Yesterday was one of those days – filled with irritations – train and plane prices soared so I can’t go to Indiana for Thanksgiving with my dad and other family, I have a sore throat, and on my watch the land lady’s dog went off on her own merry doggy way for too many hours. Fortunately the day ended – I’ll stay in the North West with friends for now and the dog came home. I didn’t get everything I wanted – acknowledgement for trying to find the dog, an affordable ticket to travel, and I have a cold.
Earlier in the week I told my Spiritual Director that “I’m attending to my irritations.” “What do you mean?” he asked.
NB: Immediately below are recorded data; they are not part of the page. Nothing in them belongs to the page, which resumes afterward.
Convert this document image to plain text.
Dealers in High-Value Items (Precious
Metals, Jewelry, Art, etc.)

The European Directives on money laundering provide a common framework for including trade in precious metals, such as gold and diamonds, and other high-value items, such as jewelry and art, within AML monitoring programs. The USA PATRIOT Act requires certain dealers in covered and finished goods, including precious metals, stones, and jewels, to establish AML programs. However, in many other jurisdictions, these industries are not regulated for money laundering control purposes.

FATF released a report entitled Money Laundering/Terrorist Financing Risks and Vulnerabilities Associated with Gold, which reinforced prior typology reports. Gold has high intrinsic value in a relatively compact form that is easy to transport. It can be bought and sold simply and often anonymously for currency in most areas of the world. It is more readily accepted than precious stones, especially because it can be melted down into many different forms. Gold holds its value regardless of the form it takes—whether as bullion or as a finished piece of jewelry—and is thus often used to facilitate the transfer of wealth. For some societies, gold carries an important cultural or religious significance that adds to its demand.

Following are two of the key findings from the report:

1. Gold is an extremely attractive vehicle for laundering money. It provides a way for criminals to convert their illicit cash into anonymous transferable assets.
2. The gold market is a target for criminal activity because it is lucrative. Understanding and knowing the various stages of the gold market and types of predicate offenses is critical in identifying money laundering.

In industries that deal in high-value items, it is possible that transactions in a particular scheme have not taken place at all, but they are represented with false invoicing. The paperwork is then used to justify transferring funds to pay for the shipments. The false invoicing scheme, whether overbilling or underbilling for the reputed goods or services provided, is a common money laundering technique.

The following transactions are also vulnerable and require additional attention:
I said “I’m paying attention when I’m irritated – it’s helping me think about living in community.” He shared a poem he’d written about the invitation in our irritation.
IRRITATION TO INVITATION
I feel the barbs of this little irritation,
cycling round, coursing in my veins.
Ah, is there within the irritation
some invitation I might waste
if I suppress it—or in haste express it
raw? Or let it gnaw at my heart?
If I do nothing, it will do something
I do not intend. How can I take
this attitude of annoyance and let it
turn to gratitude and grace? I pray
for a via media. Yet well I know that
I will come upon this middle way
in a dark wood of waiting….
There the way is incubating.
— Kent Ira Groff©2011
Sometimes it’s best to write a few things down and leave the rest alone.